Désinfluenceurs : Nouvelle foutaise ou tendance durable ?

Les articles sur les désinfluenceurs se multiplient actuellement comme des petits pains dans les médias et sur les réseaux sociaux. En réponse aux dérives avérées des influenceurs que le rappeur Booba qualifie d’« influvoleurs », de nouveaux visages ont pris la parole sur Instagram et TikTok pour dénoncer le diktat de la consommation à outrance et les arnaques de certains figures de l’influence en ligne. Opportuniste posture ou sincère combat ?

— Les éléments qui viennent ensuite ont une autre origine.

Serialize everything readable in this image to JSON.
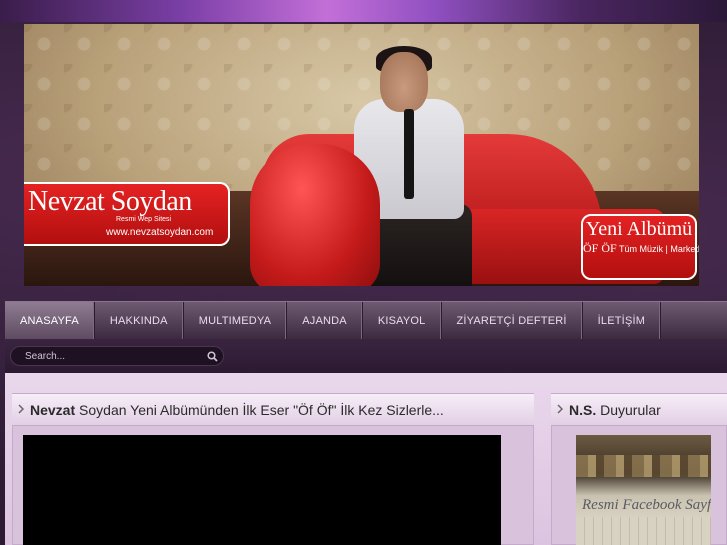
{
  "banner": {
    "logo_title": "Nevzat Soydan",
    "logo_subtitle": "Resmi Wep Sitesi",
    "logo_url": "www.nevzatsoydan.com",
    "album_title": "Yeni Albümü",
    "album_name": "ÖF ÖF",
    "album_note": "Tüm Müzik | Marketlerde"
  },
  "nav": {
    "items": [
      {
        "label": "ANASAYFA",
        "active": true
      },
      {
        "label": "HAKKINDA",
        "active": false
      },
      {
        "label": "MULTIMEDYA",
        "active": false
      },
      {
        "label": "AJANDA",
        "active": false
      },
      {
        "label": "KISAYOL",
        "active": false
      },
      {
        "label": "ZİYARETÇİ DEFTERİ",
        "active": false
      },
      {
        "label": "İLETİŞİM",
        "active": false
      }
    ]
  },
  "search": {
    "placeholder": "Search..."
  },
  "main": {
    "title_bold": "Nevzat",
    "title_rest": " Soydan Yeni Albümünden İlk Eser \"Öf Öf\" İlk Kez Sizlerle..."
  },
  "side": {
    "title_bold": "N.S.",
    "title_rest": " Duyurular",
    "image_caption": "Resmi Facebook Sayfa"
  },
  "colors": {
    "accent_red": "#d81b1b",
    "nav_bg": "#5a4760",
    "content_bg": "#e4cfe7"
  },
  "icons": {
    "search": "search-icon",
    "chevron": "chevron-right-icon"
  }
}
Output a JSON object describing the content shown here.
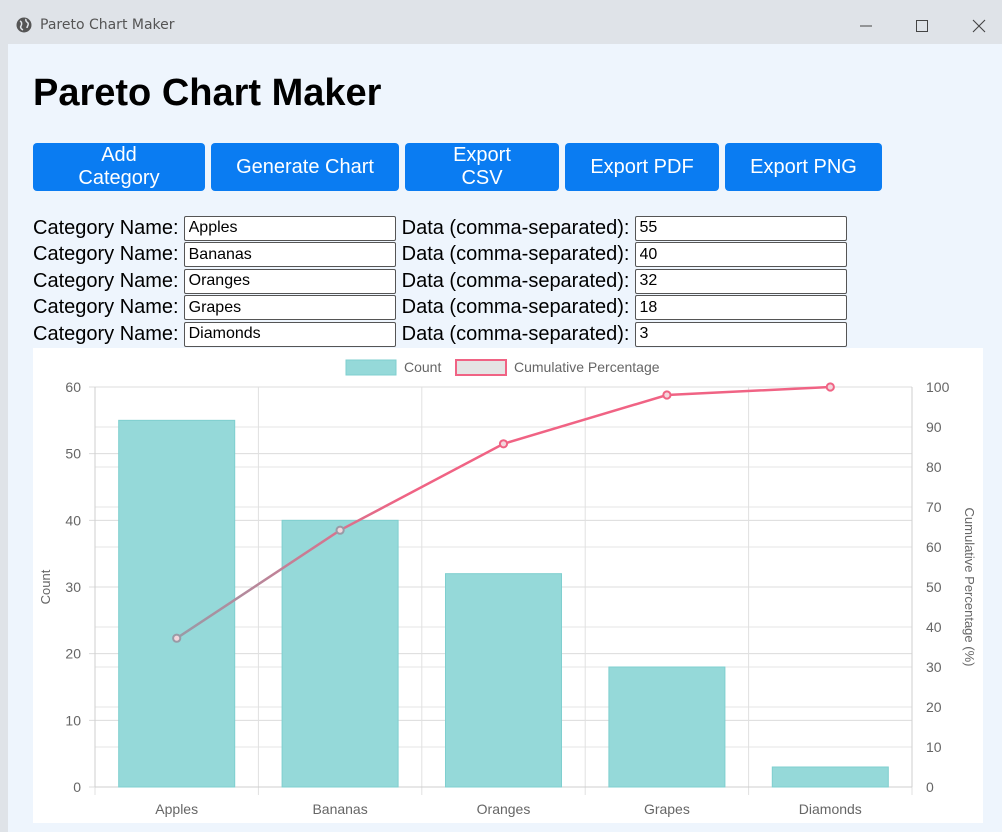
{
  "window": {
    "title": "Pareto Chart Maker"
  },
  "page": {
    "heading": "Pareto Chart Maker"
  },
  "toolbar": {
    "add_category": "Add Category",
    "generate_chart": "Generate Chart",
    "export_csv": "Export CSV",
    "export_pdf": "Export PDF",
    "export_png": "Export PNG"
  },
  "form": {
    "name_label": "Category Name:",
    "data_label": "Data (comma-separated):",
    "rows": [
      {
        "name": "Apples",
        "data": "55"
      },
      {
        "name": "Bananas",
        "data": "40"
      },
      {
        "name": "Oranges",
        "data": "32"
      },
      {
        "name": "Grapes",
        "data": "18"
      },
      {
        "name": "Diamonds",
        "data": "3"
      }
    ]
  },
  "colors": {
    "bar_fill": "#95d9d9",
    "bar_stroke": "#7fcfcf",
    "line": "#f06384",
    "button": "#0a7cf2"
  },
  "chart_data": {
    "type": "bar",
    "categories": [
      "Apples",
      "Bananas",
      "Oranges",
      "Grapes",
      "Diamonds"
    ],
    "series": [
      {
        "name": "Count",
        "type": "bar",
        "axis": "left",
        "values": [
          55,
          40,
          32,
          18,
          3
        ]
      },
      {
        "name": "Cumulative Percentage",
        "type": "line",
        "axis": "right",
        "values": [
          37.2,
          64.2,
          85.8,
          98.0,
          100.0
        ]
      }
    ],
    "ylabel": "Count",
    "y2label": "Cumulative Percentage (%)",
    "ylim": [
      0,
      60
    ],
    "y2lim": [
      0,
      100
    ],
    "yticks": [
      0,
      10,
      20,
      30,
      40,
      50,
      60
    ],
    "y2ticks": [
      0,
      10,
      20,
      30,
      40,
      50,
      60,
      70,
      80,
      90,
      100
    ],
    "grid": true,
    "legend": "top-center"
  }
}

C’est un hashtag qui a déboulé sans prévenir sur TikTok à l’orée de 2023 : #deinfluencing. Depuis, la tendance n’a jamais cessé d’enfler à tel point que le quotidien britannique The Guardian a consacré plusieurs articles de fond sur cette tendance qui s’inscrit à la fois contre les arnaques de certains influenceurs ayant pignon sur rue et contre leurs injonctions à s’adonner à une consommation frénétique et dépensière en produits divers. Bita, une jeune femme de 25 ans, est l’une de ces voix sous l’alias @bbybeets qui s’insurgent contre l’hyperconsommation et la pression sociale induites excessivement (1) : « Toutes les marques que j’ai mentionnées font payer des centaines de livres par article. Pour acheter un grand nombre de ces articles à la mode, il faut disposer d’un certain revenu, ce qui n’est pas le cas de la plupart des gens, y compris moi ». Aujourd’hui, tous les pays occidentaux sont concernés.

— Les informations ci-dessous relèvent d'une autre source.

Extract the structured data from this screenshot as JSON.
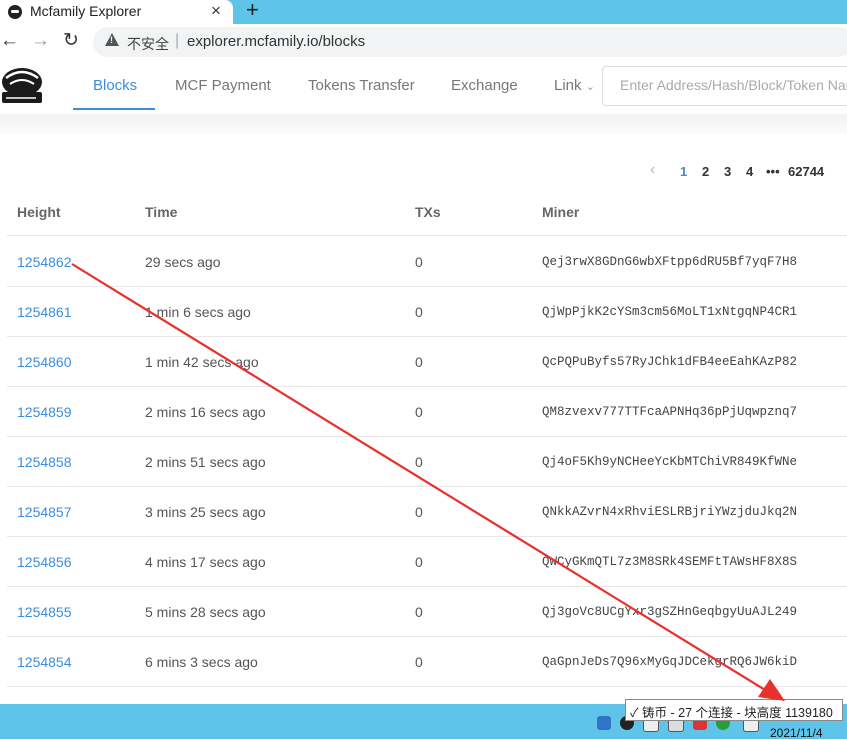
{
  "browser": {
    "tab_title": "Mcfamily Explorer",
    "close_symbol": "×",
    "new_tab_symbol": "+",
    "insecure_label": "不安全",
    "url": "explorer.mcfamily.io/blocks"
  },
  "nav": {
    "items": [
      "Blocks",
      "MCF Payment",
      "Tokens Transfer",
      "Exchange",
      "Link"
    ],
    "active": "Blocks",
    "search_placeholder": "Enter Address/Hash/Block/Token Name"
  },
  "pagination": {
    "pages": [
      "1",
      "2",
      "3",
      "4",
      "•••",
      "62744"
    ],
    "current": "1"
  },
  "table": {
    "headers": [
      "Height",
      "Time",
      "TXs",
      "Miner"
    ],
    "rows": [
      {
        "height": "1254862",
        "time": "29 secs ago",
        "txs": "0",
        "miner": "Qej3rwX8GDnG6wbXFtpp6dRU5Bf7yqF7H8"
      },
      {
        "height": "1254861",
        "time": "1 min 6 secs ago",
        "txs": "0",
        "miner": "QjWpPjkK2cYSm3cm56MoLT1xNtgqNP4CR1"
      },
      {
        "height": "1254860",
        "time": "1 min 42 secs ago",
        "txs": "0",
        "miner": "QcPQPuByfs57RyJChk1dFB4eeEahKAzP82"
      },
      {
        "height": "1254859",
        "time": "2 mins 16 secs ago",
        "txs": "0",
        "miner": "QM8zvexv777TTFcaAPNHq36pPjUqwpznq7"
      },
      {
        "height": "1254858",
        "time": "2 mins 51 secs ago",
        "txs": "0",
        "miner": "Qj4oF5Kh9yNCHeeYcKbMTChiVR849KfWNe"
      },
      {
        "height": "1254857",
        "time": "3 mins 25 secs ago",
        "txs": "0",
        "miner": "QNkkAZvrN4xRhviESLRBjriYWzjduJkq2N"
      },
      {
        "height": "1254856",
        "time": "4 mins 17 secs ago",
        "txs": "0",
        "miner": "QWCyGKmQTL7z3M8SRk4SEMFtTAWsHF8X8S"
      },
      {
        "height": "1254855",
        "time": "5 mins 28 secs ago",
        "txs": "0",
        "miner": "Qj3goVc8UCgYxr3gSZHnGeqbgyUuAJL249"
      },
      {
        "height": "1254854",
        "time": "6 mins 3 secs ago",
        "txs": "0",
        "miner": "QaGpnJeDs7Q96xMyGqJDCekgrRQ6JW6kiD"
      }
    ]
  },
  "taskbar": {
    "tooltip": "✓ 铸币 - 27 个连接 - 块高度 1139180",
    "clock_date": "2021/11/4"
  },
  "colors": {
    "accent": "#3c8dde",
    "taskbar": "#5ec4ea",
    "annotation_arrow": "#e8312a"
  }
}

Désinfluence, la nouvelle « hype » ?

Selon quelques spécialistes anglosaxons, ce mouvement puise ses origines à divers endroits. Pour Jago Sherman, responsable de la stratégie de l’agence de marketing des médias sociaux Goat, la popularité de ce hashtag s’explique par le fait que les gens en ont marre qu’on leur dise qu’ils doivent constamment acheter quelque chose. Son homologue, Paul Greenwood, responsable de la recherche et de l’analyse à l’agence de médias sociaux We Are Social, va encore plus loin dans l’analyse (2) : « Le succès de la désinfluence s’inscrit dans le cadre plus large de l’histoire « mangez les riches » que l’on retrouve dans les médias, dans des films et des séries comme The White Lotus » (NDLR : une série de la chaîne HBO qui met en scène ironiquement des ultra-riches passant des vacances dans des lieux idylliques).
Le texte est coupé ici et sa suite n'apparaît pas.